Yeah, that’s probably a good idea if you can make that decision. Learning to use all the various kinds of things in the typing module is not easier than just learning Rust.
FWIW, Rust would be behind a bunch of other languages for me as a statically-typed language to move off from Python - it’s main problem is that it the memory management is still largely the programmers concern (lifetimes are just fancier ways to manage memory), which is a choice that’s made for reasons that don’t matter for most stuff that’s written in Python. Static typing and automatic memory management is a way more comfortable point for a lot of “glue programming”, and these days it’s often seemingly missed in the discourse because Rust is so loud. You don’t need to torture yourself with complex lifetimes and restrictions on data structures with Rust to get memory safety - automatic memory management has been around for decades now and it is pretty damn nice to use, so why not do it when developer speed is more important that optimal resource utilization.
Strong disagree there. There is very little type-checking actually happening even during runtime. Yes, Python is strongly typed - but that doesn’t mean that everything uses and relies on that.
I’m not sure if we’re disagreeing? “doesn’t mean that everything uses and relies on that” is the thing that these tools aim to fix.
Saying that a field is Any when there is only a small set of values it could be, rules for which could be explained in a single-line comment, but that the static type system is unable to express, is actively harmful for reading the code.
I think situations like this are more rare than you seem to be suggesting. Usually it’s possible to nail down the types pretty well using just standard notation, and when it’s not, Any
is not weaker than omitting the type altogether.

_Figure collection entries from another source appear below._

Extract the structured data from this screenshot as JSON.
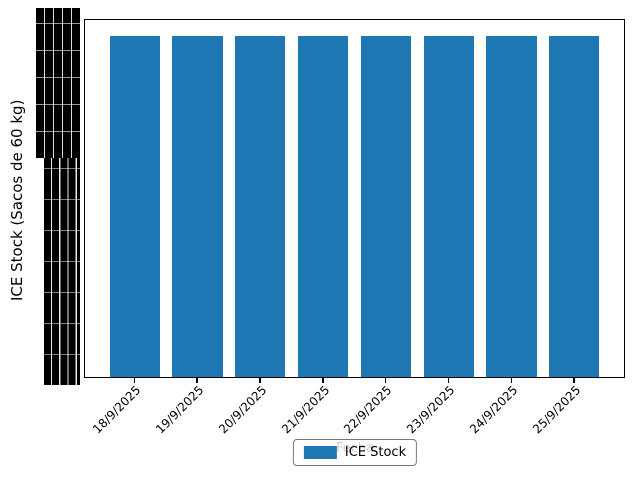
{
  "figure": {
    "background": "#ffffff",
    "ylabel": "ICE Stock (Sacos de 60 kg)",
    "xlabel": "Fecha",
    "y_axis_note": "y tick labels overlap into an illegible black mass"
  },
  "legend": {
    "label": "ICE Stock",
    "swatch_color": "#1f77b4",
    "position": "lower center"
  },
  "chart_data": {
    "type": "bar",
    "title": "",
    "xlabel": "Fecha",
    "ylabel": "ICE Stock (Sacos de 60 kg)",
    "categories": [
      "18/9/2025",
      "19/9/2025",
      "20/9/2025",
      "21/9/2025",
      "22/9/2025",
      "23/9/2025",
      "24/9/2025",
      "25/9/2025"
    ],
    "series": [
      {
        "name": "ICE Stock",
        "values": [
          1,
          1,
          1,
          1,
          1,
          1,
          1,
          1
        ]
      }
    ],
    "bar_color": "#1f77b4",
    "bar_height_fraction": 0.955,
    "y_tick_labels_legible": false,
    "grid": false,
    "legend_position": "lower center"
  }
}
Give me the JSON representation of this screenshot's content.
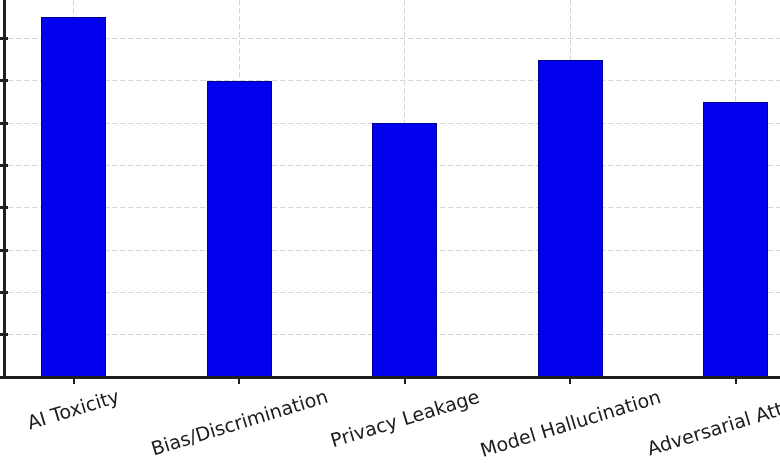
{
  "figure": {
    "background": "#ffffff",
    "view_note": "cropped plot: no title, no y-axis tick labels visible, right edge clips last category label"
  },
  "chart_data": {
    "type": "bar",
    "categories": [
      "AI Toxicity",
      "Bias/Discrimination",
      "Privacy Leakage",
      "Model Hallucination",
      "Adversarial Attacks"
    ],
    "values": [
      85,
      70,
      60,
      75,
      65
    ],
    "title": "",
    "xlabel": "",
    "ylabel": "",
    "grid": true,
    "grid_style": "dashed",
    "gridline_step": 10,
    "ylim_visible": [
      0,
      89
    ],
    "y_tick_labels_visible": false,
    "x_tick_label_rotation_deg": 17,
    "legend": "none",
    "colors": {
      "bar_fill": "#0101f0",
      "bar_edge": "#000090",
      "grid": "#d6d6d6",
      "axis": "#1f1f1f",
      "label_text": "#1c1c1c"
    }
  }
}
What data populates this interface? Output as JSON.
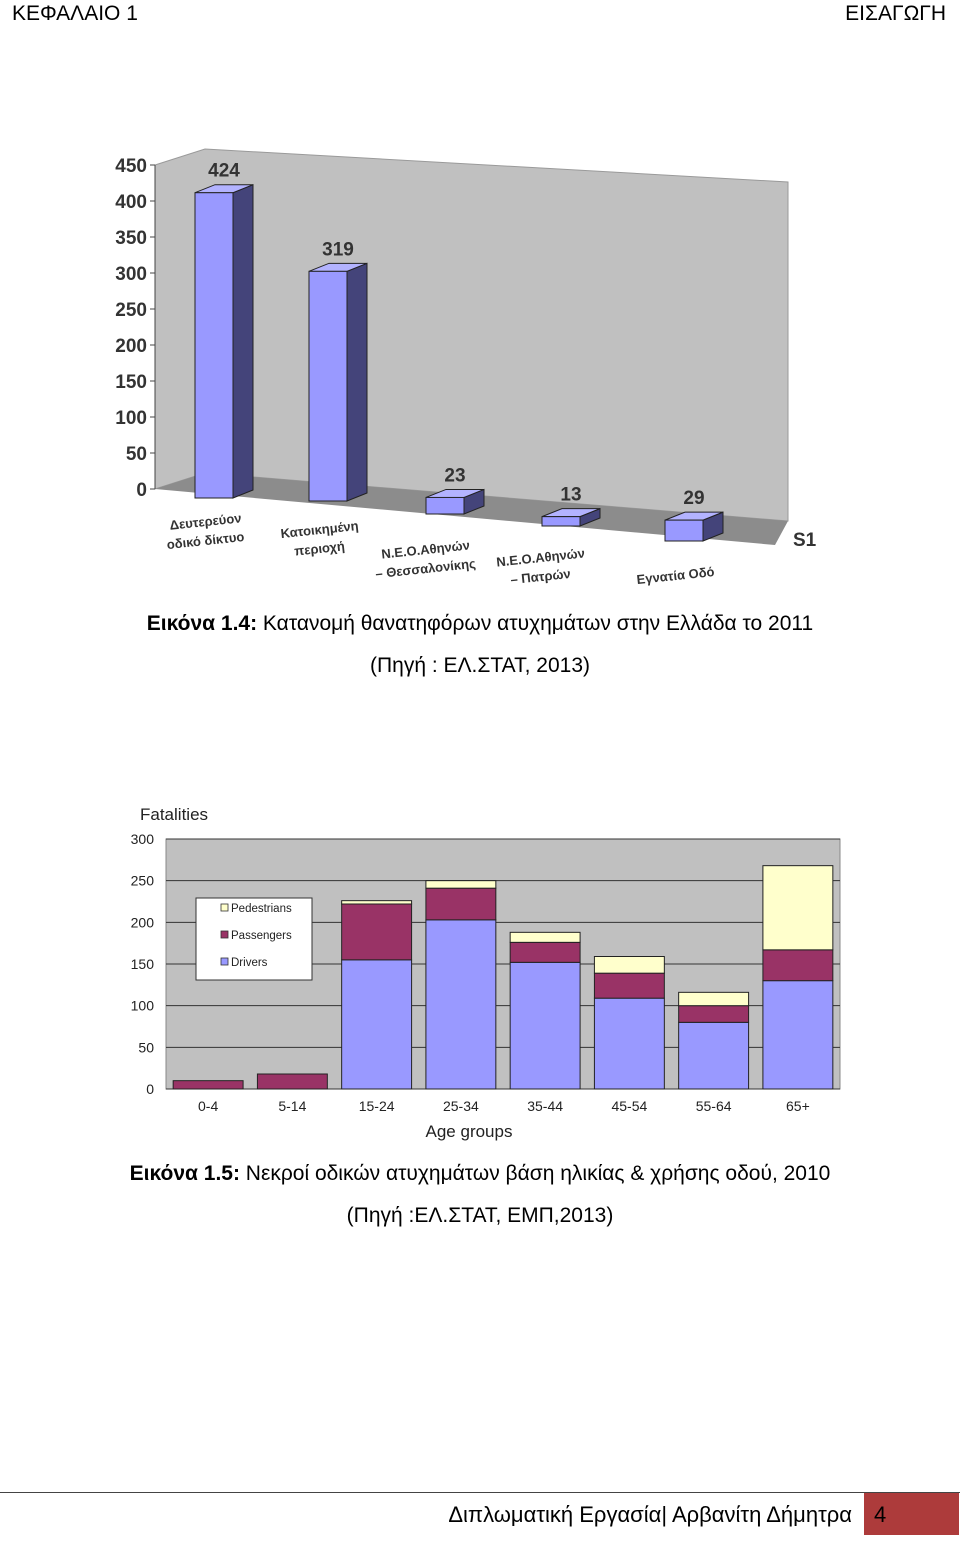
{
  "header": {
    "left": "ΚΕΦΑΛΑΙΟ 1",
    "right": "ΕΙΣΑΓΩΓΗ"
  },
  "figure1": {
    "caption_label": "Εικόνα 1.4:",
    "caption_text": " Κατανομή θανατηφόρων ατυχημάτων στην Ελλάδα το 2011",
    "caption_source": "(Πηγή : ΕΛ.ΣΤΑΤ, 2013)"
  },
  "figure2": {
    "caption_label": "Εικόνα 1.5:",
    "caption_text": " Νεκροί οδικών ατυχημάτων βάση ηλικίας & χρήσης οδού, 2010",
    "caption_source": "(Πηγή :ΕΛ.ΣΤΑΤ, ΕΜΠ,2013)"
  },
  "footer": {
    "text": "Διπλωματική Εργασία| Αρβανίτη Δήμητρα",
    "page": "4"
  },
  "colors": {
    "bar3d": "#9999ff",
    "bar3d_side": "#44447a",
    "pedestrians": "#ffffcc",
    "passengers": "#993366",
    "drivers": "#9999ff",
    "plot_bg": "#c0c0c0"
  },
  "chart_data": [
    {
      "type": "bar",
      "title": "",
      "series_label": "S1",
      "categories": [
        [
          "Δευτερεύον",
          "οδικό δίκτυο"
        ],
        [
          "Κατοικημένη",
          "περιοχή"
        ],
        [
          "Ν.Ε.Ο.Αθηνών",
          "– Θεσσαλονίκης"
        ],
        [
          "Ν.Ε.Ο.Αθηνών",
          "– Πατρών"
        ],
        [
          "Εγνατία Οδό"
        ]
      ],
      "values": [
        424,
        319,
        23,
        13,
        29
      ],
      "ylim": [
        0,
        450
      ],
      "yticks": [
        0,
        50,
        100,
        150,
        200,
        250,
        300,
        350,
        400,
        450
      ],
      "grid": false
    },
    {
      "type": "bar",
      "stacked": true,
      "ylabel": "Fatalities",
      "xlabel": "Age groups",
      "categories": [
        "0-4",
        "5-14",
        "15-24",
        "25-34",
        "35-44",
        "45-54",
        "55-64",
        "65+"
      ],
      "series": [
        {
          "name": "Drivers",
          "values": [
            0,
            0,
            155,
            203,
            152,
            109,
            80,
            130
          ]
        },
        {
          "name": "Passengers",
          "values": [
            10,
            18,
            67,
            38,
            24,
            30,
            20,
            37
          ]
        },
        {
          "name": "Pedestrians",
          "values": [
            0,
            0,
            4,
            9,
            12,
            20,
            16,
            101
          ]
        }
      ],
      "legend_order": [
        "Pedestrians",
        "Passengers",
        "Drivers"
      ],
      "legend_position": "top-left",
      "ylim": [
        0,
        300
      ],
      "yticks": [
        0,
        50,
        100,
        150,
        200,
        250,
        300
      ],
      "grid": true
    }
  ]
}
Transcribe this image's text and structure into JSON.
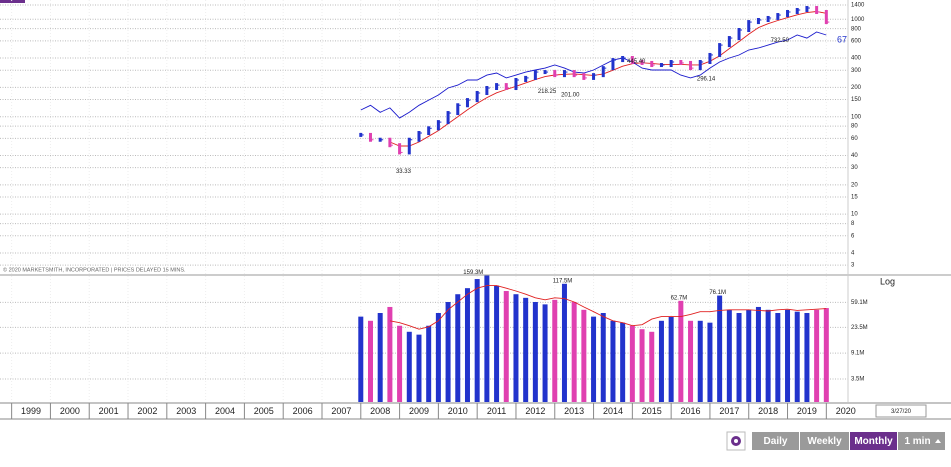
{
  "chart_data": [
    {
      "type": "price",
      "log_scale": true,
      "grid": true,
      "xlim": [
        1998.7,
        2021.1
      ],
      "xticks": [
        1999,
        2000,
        2001,
        2002,
        2003,
        2004,
        2005,
        2006,
        2007,
        2008,
        2009,
        2010,
        2011,
        2012,
        2013,
        2014,
        2015,
        2016,
        2017,
        2018,
        2019,
        2020
      ],
      "ylim": [
        2.55,
        1575
      ],
      "yticks": [
        1400,
        1000,
        800,
        600,
        400,
        300,
        200,
        150,
        100,
        80,
        60,
        40,
        30,
        20,
        15,
        10,
        8,
        6,
        4,
        3
      ],
      "x": [
        2008,
        2008.25,
        2008.5,
        2008.75,
        2009,
        2009.25,
        2009.5,
        2009.75,
        2010,
        2010.25,
        2010.5,
        2010.75,
        2011,
        2011.25,
        2011.5,
        2011.75,
        2012,
        2012.25,
        2012.5,
        2012.75,
        2013,
        2013.25,
        2013.5,
        2013.75,
        2014,
        2014.25,
        2014.5,
        2014.75,
        2015,
        2015.25,
        2015.5,
        2015.75,
        2016,
        2016.25,
        2016.5,
        2016.75,
        2017,
        2017.25,
        2017.5,
        2017.75,
        2018,
        2018.25,
        2018.5,
        2018.75,
        2019,
        2019.25,
        2019.5,
        2019.75,
        2020
      ],
      "up_color": "#2233cc",
      "down_color": "#e040b0",
      "values": [
        65,
        58,
        58,
        51,
        43,
        58,
        68,
        76,
        88,
        109,
        131,
        148,
        175,
        197,
        211,
        197,
        238,
        250,
        287,
        287,
        267,
        287,
        267,
        250,
        267,
        315,
        381,
        400,
        364,
        356,
        339,
        339,
        364,
        356,
        315,
        364,
        430,
        543,
        641,
        775,
        935,
        982,
        1030,
        1104,
        1186,
        1244,
        1303,
        1186,
        935
      ],
      "series": [
        {
          "color": "#e02020",
          "values": [
            null,
            null,
            null,
            55,
            50,
            50,
            55,
            63,
            72,
            85,
            100,
            118,
            137,
            157,
            176,
            190,
            205,
            222,
            240,
            258,
            268,
            272,
            275,
            270,
            265,
            275,
            300,
            330,
            350,
            357,
            352,
            345,
            342,
            345,
            340,
            340,
            370,
            420,
            500,
            590,
            700,
            820,
            900,
            970,
            1040,
            1110,
            1170,
            1200,
            1150
          ]
        },
        {
          "color": "#1a1acc",
          "values": [
            117,
            131,
            111,
            123,
            97,
            111,
            131,
            148,
            167,
            197,
            211,
            238,
            238,
            267,
            281,
            250,
            267,
            287,
            301,
            315,
            339,
            315,
            287,
            281,
            301,
            339,
            381,
            400,
            364,
            315,
            301,
            301,
            301,
            267,
            250,
            267,
            315,
            364,
            400,
            430,
            483,
            507,
            543,
            583,
            612,
            689,
            641,
            740,
            689
          ]
        }
      ],
      "annotations": [
        {
          "x": 2009.1,
          "value": 33.33,
          "label": "33.33"
        },
        {
          "x": 2012.8,
          "value": 218.25,
          "label": "218.25"
        },
        {
          "x": 2013.4,
          "value": 201,
          "label": "201.00"
        },
        {
          "x": 2015.1,
          "value": 445.4,
          "label": "445.40"
        },
        {
          "x": 2016.9,
          "value": 296.14,
          "label": "296.14"
        },
        {
          "x": 2018.8,
          "value": 732.5,
          "label": "732.50"
        }
      ],
      "rs_rating": 67,
      "date_label": "3/27/20",
      "copyright": "© 2020 MARKETSMITH, INCORPORATED | PRICES DELAYED 15 MINS."
    },
    {
      "type": "bar",
      "log_scale": true,
      "scale_label": "Log",
      "xlim": [
        1998.7,
        2021.1
      ],
      "ylim": [
        1.5,
        175
      ],
      "yticks": [
        {
          "value": 59.1,
          "label": "59.1M"
        },
        {
          "value": 23.5,
          "label": "23.5M"
        },
        {
          "value": 9.1,
          "label": "9.1M"
        },
        {
          "value": 3.5,
          "label": "3.5M"
        }
      ],
      "x": [
        2008,
        2008.25,
        2008.5,
        2008.75,
        2009,
        2009.25,
        2009.5,
        2009.75,
        2010,
        2010.25,
        2010.5,
        2010.75,
        2011,
        2011.25,
        2011.5,
        2011.75,
        2012,
        2012.25,
        2012.5,
        2012.75,
        2013,
        2013.25,
        2013.5,
        2013.75,
        2014,
        2014.25,
        2014.5,
        2014.75,
        2015,
        2015.25,
        2015.5,
        2015.75,
        2016,
        2016.25,
        2016.5,
        2016.75,
        2017,
        2017.25,
        2017.5,
        2017.75,
        2018,
        2018.25,
        2018.5,
        2018.75,
        2019,
        2019.25,
        2019.5,
        2019.75,
        2020
      ],
      "values": [
        35,
        30,
        40,
        50,
        25,
        20,
        18,
        25,
        40,
        60,
        80,
        100,
        140,
        159.3,
        110,
        90,
        80,
        70,
        60,
        55,
        65,
        117.5,
        60,
        45,
        35,
        40,
        30,
        28,
        25,
        22,
        20,
        30,
        35,
        62.7,
        30,
        30,
        28,
        76.1,
        45,
        40,
        45,
        50,
        45,
        40,
        45,
        42,
        40,
        45,
        48
      ],
      "ma": {
        "color": "#e02020",
        "values": [
          null,
          null,
          null,
          30,
          28,
          25,
          22,
          24,
          30,
          45,
          60,
          80,
          100,
          110,
          110,
          100,
          90,
          80,
          70,
          65,
          70,
          68,
          60,
          50,
          42,
          35,
          30,
          28,
          25,
          26,
          32,
          35,
          35,
          35,
          38,
          42,
          42,
          44,
          45,
          45,
          45,
          44,
          43,
          45,
          46,
          44,
          45,
          46,
          47
        ]
      },
      "annotations": [
        {
          "x": 2010.9,
          "value": 159.3,
          "label": "159.3M"
        },
        {
          "x": 2013.2,
          "value": 117.5,
          "label": "117.5M"
        },
        {
          "x": 2016.2,
          "value": 62.7,
          "label": "62.7M"
        },
        {
          "x": 2017.2,
          "value": 76.1,
          "label": "76.1M"
        }
      ]
    }
  ],
  "toolbar": {
    "buttons": [
      "Daily",
      "Weekly",
      "Monthly",
      "1 min"
    ],
    "active": 2
  }
}
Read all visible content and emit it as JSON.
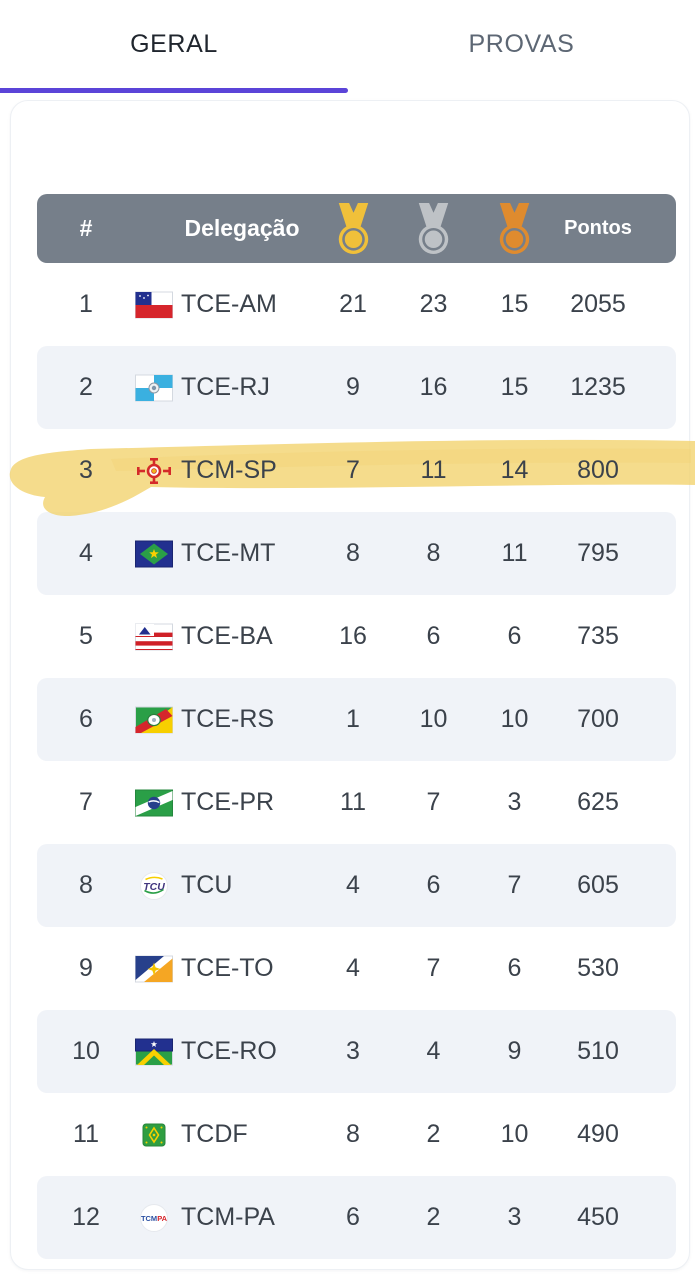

You don’t need to torture yourself with complex lifetimes and restrictions on data structures with Rust to get memory safety
Clone() and Rc/Arc aren’t that horrible once you get used to them, but for everything I do, I would love a Rust with GC. I don’t think such a thing exists, and I think I follow the space on a regular basis. FWIW, Kotlin is close, but is hampered by the subjectively horrible developer experience enforced by IntelliJ.